No Magic
The key difference between Objective-C and Java is that Objective-C follows a philosophy of no magic. There is no virtual machine. The compiler turns Objective-C behavior into calls to the runtime library, which is written in C. You can call all of the various functions yourself. You can create new classes, add or replace methods in existing classes, get the types of methods and instance variables, and so on. You can also look up and call methods by name.
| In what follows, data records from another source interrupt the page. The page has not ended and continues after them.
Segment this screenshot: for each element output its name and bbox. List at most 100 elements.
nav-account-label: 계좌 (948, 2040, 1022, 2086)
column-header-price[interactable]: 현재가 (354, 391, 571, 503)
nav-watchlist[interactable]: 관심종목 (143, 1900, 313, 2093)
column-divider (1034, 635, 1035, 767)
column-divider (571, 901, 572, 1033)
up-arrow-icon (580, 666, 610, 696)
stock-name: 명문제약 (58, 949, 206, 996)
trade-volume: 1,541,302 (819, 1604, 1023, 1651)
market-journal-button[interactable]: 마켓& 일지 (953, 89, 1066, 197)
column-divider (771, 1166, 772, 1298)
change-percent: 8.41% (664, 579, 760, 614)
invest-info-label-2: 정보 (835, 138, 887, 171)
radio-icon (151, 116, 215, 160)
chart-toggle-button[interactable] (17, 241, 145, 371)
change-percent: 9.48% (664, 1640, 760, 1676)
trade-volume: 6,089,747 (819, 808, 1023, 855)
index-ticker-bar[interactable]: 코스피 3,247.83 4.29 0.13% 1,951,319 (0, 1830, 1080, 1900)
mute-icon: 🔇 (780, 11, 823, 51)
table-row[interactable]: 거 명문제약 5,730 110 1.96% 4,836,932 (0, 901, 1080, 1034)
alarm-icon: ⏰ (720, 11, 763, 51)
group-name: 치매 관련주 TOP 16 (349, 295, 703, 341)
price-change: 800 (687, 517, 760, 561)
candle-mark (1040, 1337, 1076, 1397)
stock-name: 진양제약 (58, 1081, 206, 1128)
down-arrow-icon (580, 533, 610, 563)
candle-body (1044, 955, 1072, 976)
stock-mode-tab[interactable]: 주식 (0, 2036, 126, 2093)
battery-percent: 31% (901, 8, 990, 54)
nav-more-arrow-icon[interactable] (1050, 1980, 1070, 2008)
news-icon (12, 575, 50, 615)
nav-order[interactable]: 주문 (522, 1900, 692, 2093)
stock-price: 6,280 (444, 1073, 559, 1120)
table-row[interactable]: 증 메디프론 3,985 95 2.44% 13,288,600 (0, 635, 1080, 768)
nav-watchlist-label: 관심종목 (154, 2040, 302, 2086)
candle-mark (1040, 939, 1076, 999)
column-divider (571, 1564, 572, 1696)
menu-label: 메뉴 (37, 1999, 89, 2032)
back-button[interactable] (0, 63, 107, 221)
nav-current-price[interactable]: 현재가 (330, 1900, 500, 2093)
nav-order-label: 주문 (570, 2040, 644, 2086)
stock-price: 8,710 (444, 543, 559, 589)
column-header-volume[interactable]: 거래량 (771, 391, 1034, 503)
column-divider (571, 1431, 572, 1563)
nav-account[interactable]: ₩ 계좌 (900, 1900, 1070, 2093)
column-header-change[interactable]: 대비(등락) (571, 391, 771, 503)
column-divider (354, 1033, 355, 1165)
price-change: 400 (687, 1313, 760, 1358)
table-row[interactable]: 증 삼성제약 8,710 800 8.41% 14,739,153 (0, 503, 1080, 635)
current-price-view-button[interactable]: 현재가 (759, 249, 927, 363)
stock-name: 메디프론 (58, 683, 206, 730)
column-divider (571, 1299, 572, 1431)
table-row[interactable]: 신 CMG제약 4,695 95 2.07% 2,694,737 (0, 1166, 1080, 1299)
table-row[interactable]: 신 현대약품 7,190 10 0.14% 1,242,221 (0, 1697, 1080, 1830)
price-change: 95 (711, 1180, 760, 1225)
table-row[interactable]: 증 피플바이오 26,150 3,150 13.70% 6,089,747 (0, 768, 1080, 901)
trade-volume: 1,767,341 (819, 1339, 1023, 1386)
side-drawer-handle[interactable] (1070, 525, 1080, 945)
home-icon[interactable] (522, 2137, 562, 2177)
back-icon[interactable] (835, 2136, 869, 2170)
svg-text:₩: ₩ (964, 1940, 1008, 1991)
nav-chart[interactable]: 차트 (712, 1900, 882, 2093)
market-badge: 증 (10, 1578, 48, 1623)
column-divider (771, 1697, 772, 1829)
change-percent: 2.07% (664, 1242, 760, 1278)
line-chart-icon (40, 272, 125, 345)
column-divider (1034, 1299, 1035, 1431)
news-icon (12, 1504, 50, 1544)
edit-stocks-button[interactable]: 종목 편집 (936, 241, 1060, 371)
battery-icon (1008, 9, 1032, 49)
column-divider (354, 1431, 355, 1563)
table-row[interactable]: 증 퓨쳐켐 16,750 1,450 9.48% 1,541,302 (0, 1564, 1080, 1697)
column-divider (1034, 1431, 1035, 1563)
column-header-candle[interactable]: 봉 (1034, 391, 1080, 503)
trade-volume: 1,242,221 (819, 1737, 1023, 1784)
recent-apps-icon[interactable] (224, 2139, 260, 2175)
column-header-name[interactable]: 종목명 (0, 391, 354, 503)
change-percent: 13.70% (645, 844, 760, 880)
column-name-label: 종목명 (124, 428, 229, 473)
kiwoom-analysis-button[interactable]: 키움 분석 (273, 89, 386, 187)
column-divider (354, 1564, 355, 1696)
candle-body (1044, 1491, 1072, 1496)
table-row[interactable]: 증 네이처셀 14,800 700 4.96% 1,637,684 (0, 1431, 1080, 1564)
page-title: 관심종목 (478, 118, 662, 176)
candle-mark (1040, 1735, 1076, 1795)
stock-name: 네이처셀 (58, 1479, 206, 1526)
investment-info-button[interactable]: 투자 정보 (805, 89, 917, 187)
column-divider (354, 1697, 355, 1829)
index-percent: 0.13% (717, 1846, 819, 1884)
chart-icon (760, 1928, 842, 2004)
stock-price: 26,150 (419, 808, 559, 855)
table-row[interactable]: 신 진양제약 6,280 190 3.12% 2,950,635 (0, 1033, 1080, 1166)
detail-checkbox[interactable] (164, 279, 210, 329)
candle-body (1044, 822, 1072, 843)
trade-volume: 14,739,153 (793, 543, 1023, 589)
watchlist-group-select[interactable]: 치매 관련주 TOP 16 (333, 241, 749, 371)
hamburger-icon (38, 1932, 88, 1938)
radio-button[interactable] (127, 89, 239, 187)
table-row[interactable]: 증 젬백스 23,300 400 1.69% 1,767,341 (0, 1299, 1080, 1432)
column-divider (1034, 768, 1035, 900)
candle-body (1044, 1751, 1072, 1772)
Some of these things require calling the runtime functions directly, others are exposed via NSObject. A simple example of this is calling a method by name. The first thing that you need to do is look up the selector. This is basically a unique string pointer. There are runtime functions for looking these up from C strings, or a Foundation function for getting them from Objective-C strings:
SEL sel = NSSelectorFromString(@"doSomething");
Note the at symbol before the string. This is used to create literal Objective-C string objects. You can also use this function with a string created at runtime. Once you have the selector, the next step is to call the method. There are three ways of doing this. On the Apple runtime, you can call the message send function directly:
objc_msgSend(object, sel);
You can also look up the function that implements the method and call that:
IMP method = [object methodForSelector: sel]; method(object, sel);
IMP stands for Instance Method Pointer, and is a standard Objective-C type for methods, with the signature described earlier. The highest-level way of doing this is to tell NSObject to send the message itself, like this:
[object performSelector: sel];
The important thing to remember is that all of the code in NSObject for doing this is implemented in terms of the runtime library functions. You can implement this behavior yourself.